In my work with startups, supply chain interruptions proved more than just frustrating—they sometimes killed a whole project timeline. For chemicals like 2-Pyridinepropanol, reliable access supports innovation at every stage, from initial synthesis to preclinical development or product launch. Disruptions during a crucial phase can cascade—halting downstream experiments or delaying critical milestones. Teams that develop solid supplier relationships, check inventory regularly, and maintain transparent dialogue avoid last-minute surprises. These practices also let users flag lot-to-lot inconsistencies early, preserving both budgets and sanity.
Every drop of 2-Pyridinepropanol has a story, from sourcing and delivery through to final application and disposal. Labs that make the most of each purchase track usage patterns, monitor shelf-life trends, and share surplus inventory within their networks when possible. At one research institute, we ran a “chemical swap” board to match unused stock with new projects, cutting down on unnecessary orders. These grassroots efficiencies build a culture where resources stretch further, supporting continuous innovation and reducing landfill loads. Simple steps, like aliquoting stock and logging batch numbers, make it easier for everyone—especially in complex, multi-group environments.

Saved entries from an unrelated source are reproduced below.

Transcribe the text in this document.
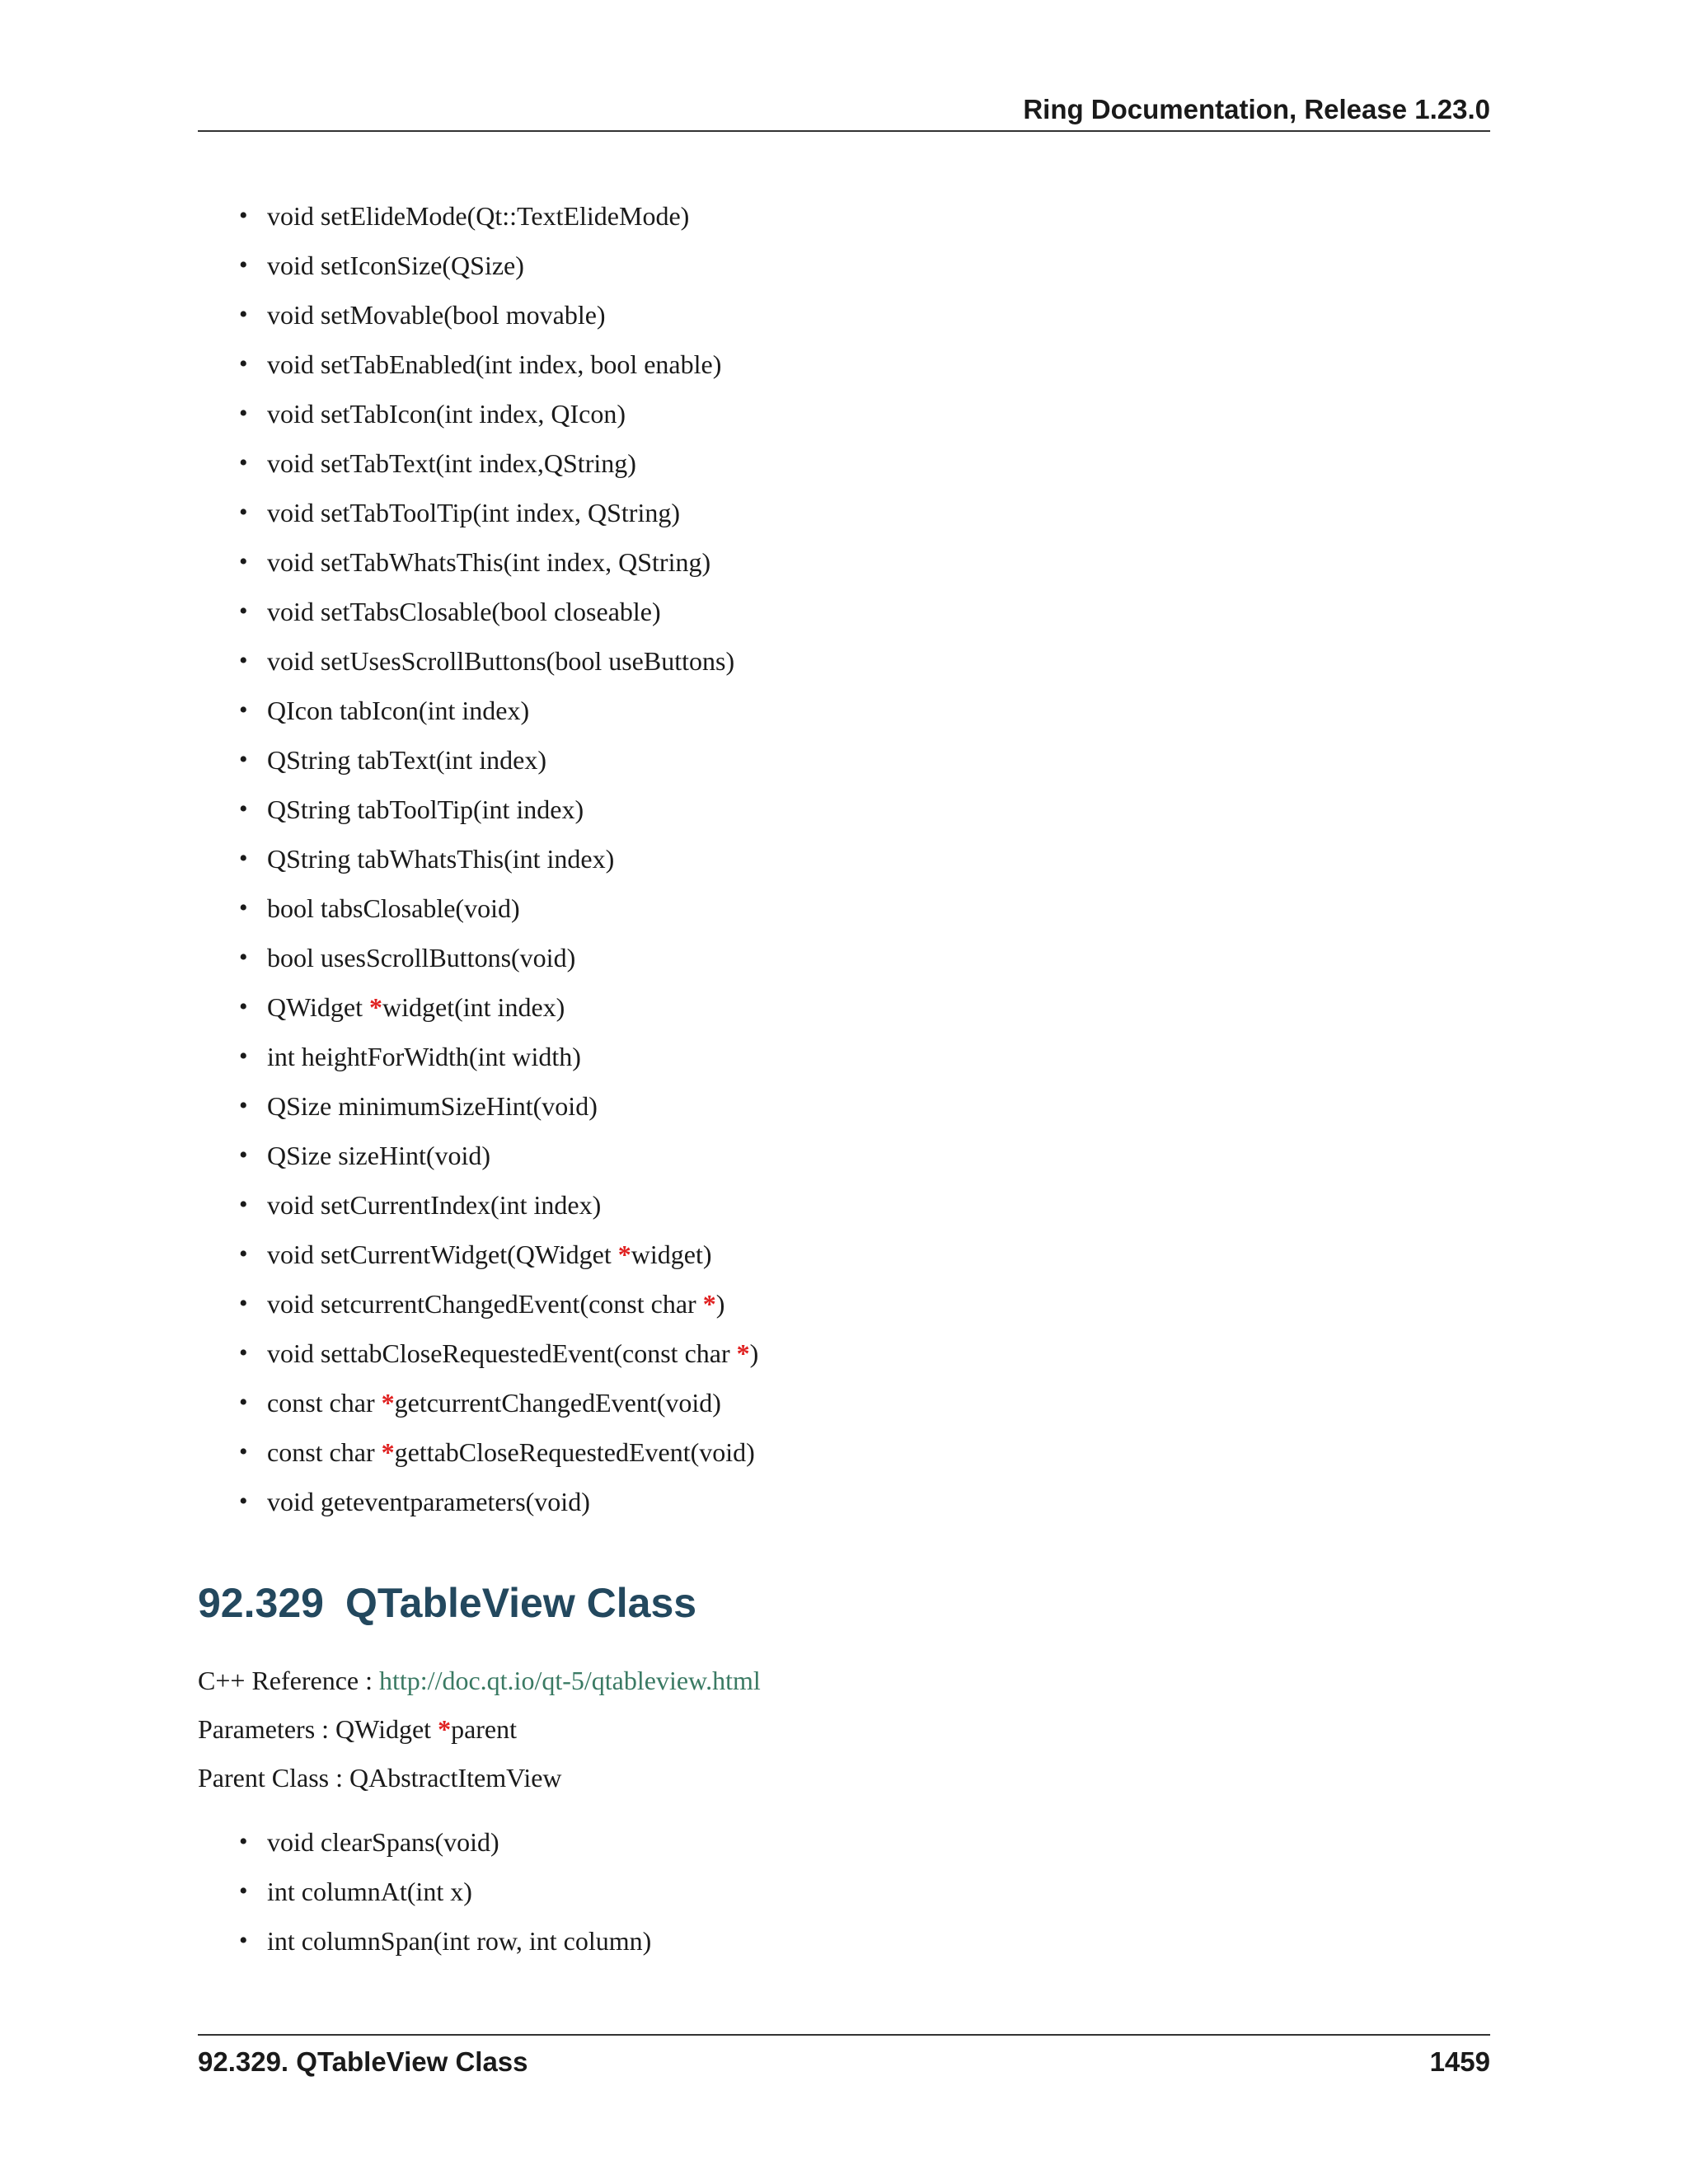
Ring Documentation, Release 1.23.0
• void setElideMode(Qt::TextElideMode)
• void setIconSize(QSize)
• void setMovable(bool movable)
• void setTabEnabled(int index, bool enable)
• void setTabIcon(int index, QIcon)
• void setTabText(int index,QString)
• void setTabToolTip(int index, QString)
• void setTabWhatsThis(int index, QString)
• void setTabsClosable(bool closeable)
• void setUsesScrollButtons(bool useButtons)
• QIcon tabIcon(int index)
• QString tabText(int index)
• QString tabToolTip(int index)
• QString tabWhatsThis(int index)
• bool tabsClosable(void)
• bool usesScrollButtons(void)
• QWidget *widget(int index)
• int heightForWidth(int width)
• QSize minimumSizeHint(void)
• QSize sizeHint(void)
• void setCurrentIndex(int index)
• void setCurrentWidget(QWidget *widget)
• void setcurrentChangedEvent(const char *)
• void settabCloseRequestedEvent(const char *)
• const char *getcurrentChangedEvent(void)
• const char *gettabCloseRequestedEvent(void)
• void geteventparameters(void)
92.329 QTableView Class
C++ Reference : http://doc.qt.io/qt-5/qtableview.html
Parameters : QWidget *parent
Parent Class : QAbstractItemView
• void clearSpans(void)
• int columnAt(int x)
• int columnSpan(int row, int column)
92.329. QTableView Class	1459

Looking ahead, demand for this chemical may grow if new medical or materials applications emerge. Advances in catalysis or biotransformation could open up new reactions or formulations, further widening its utility. Stakeholders in both academia and industry push for suppliers to add more supply chain transparency, offer greener synthesis methods, and back claims with third-party testing. These collective efforts raise standards across the field, giving everyone—from student researchers to established scientists—greater confidence in their work.
There’s still room to demystify how best to use 2-Pyridinepropanol. New users deserve clear, accessible resources that don’t gloss over real-world hurdles. Peer networks, technical support lines, and honest trade publication reviews all have a part to play. Open, candid conversations about results—successes as well as setbacks—help the whole research community advance. By sharing field-tested tips and troubleshooting advice, seasoned users can support the next generation and reduce the time lost to trial and error. This openness sparks trust, spurs creativity, and turns a single, specialized reagent into a cornerstone for new solutions.

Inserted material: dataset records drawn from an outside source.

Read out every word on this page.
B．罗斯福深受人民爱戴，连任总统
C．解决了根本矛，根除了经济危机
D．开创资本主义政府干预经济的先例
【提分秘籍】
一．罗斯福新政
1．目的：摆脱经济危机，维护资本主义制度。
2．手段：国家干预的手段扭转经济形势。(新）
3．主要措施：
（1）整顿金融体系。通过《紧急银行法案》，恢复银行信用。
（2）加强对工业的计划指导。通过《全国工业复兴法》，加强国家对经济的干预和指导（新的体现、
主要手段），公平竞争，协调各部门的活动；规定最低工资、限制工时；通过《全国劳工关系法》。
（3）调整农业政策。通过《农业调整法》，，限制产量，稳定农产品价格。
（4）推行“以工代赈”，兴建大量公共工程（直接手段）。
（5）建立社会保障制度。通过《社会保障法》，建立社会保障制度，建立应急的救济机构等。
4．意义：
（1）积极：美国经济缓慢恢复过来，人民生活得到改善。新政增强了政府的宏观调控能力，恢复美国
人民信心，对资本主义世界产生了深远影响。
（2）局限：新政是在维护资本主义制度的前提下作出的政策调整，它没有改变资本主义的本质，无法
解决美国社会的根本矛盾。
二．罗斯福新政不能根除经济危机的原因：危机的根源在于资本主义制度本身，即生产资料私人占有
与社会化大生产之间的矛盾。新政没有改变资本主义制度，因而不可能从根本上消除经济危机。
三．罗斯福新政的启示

From the lab bench to industry pilot lines, 2-Pyridinepropanol shows how a well-designed intermediate can punch above its weight. Its unique structure offers versatility that saves time, boosts yields, and helps projects clear roadblocks. Handling, waste, cost, and supplier dependability all affect the real utility of this chemical. With careful selection, storage, and use, teams reap the benefits while staying ahead of compliance needs and safety standards. While not as widely known as some staples, its value crops up again and again in stories, experiments, and new discoveries. For anyone in synthesis, formulation, or analytical science, it’s worth knowing where this niche chemical fits—and how small differences can make a bigger impact than expected.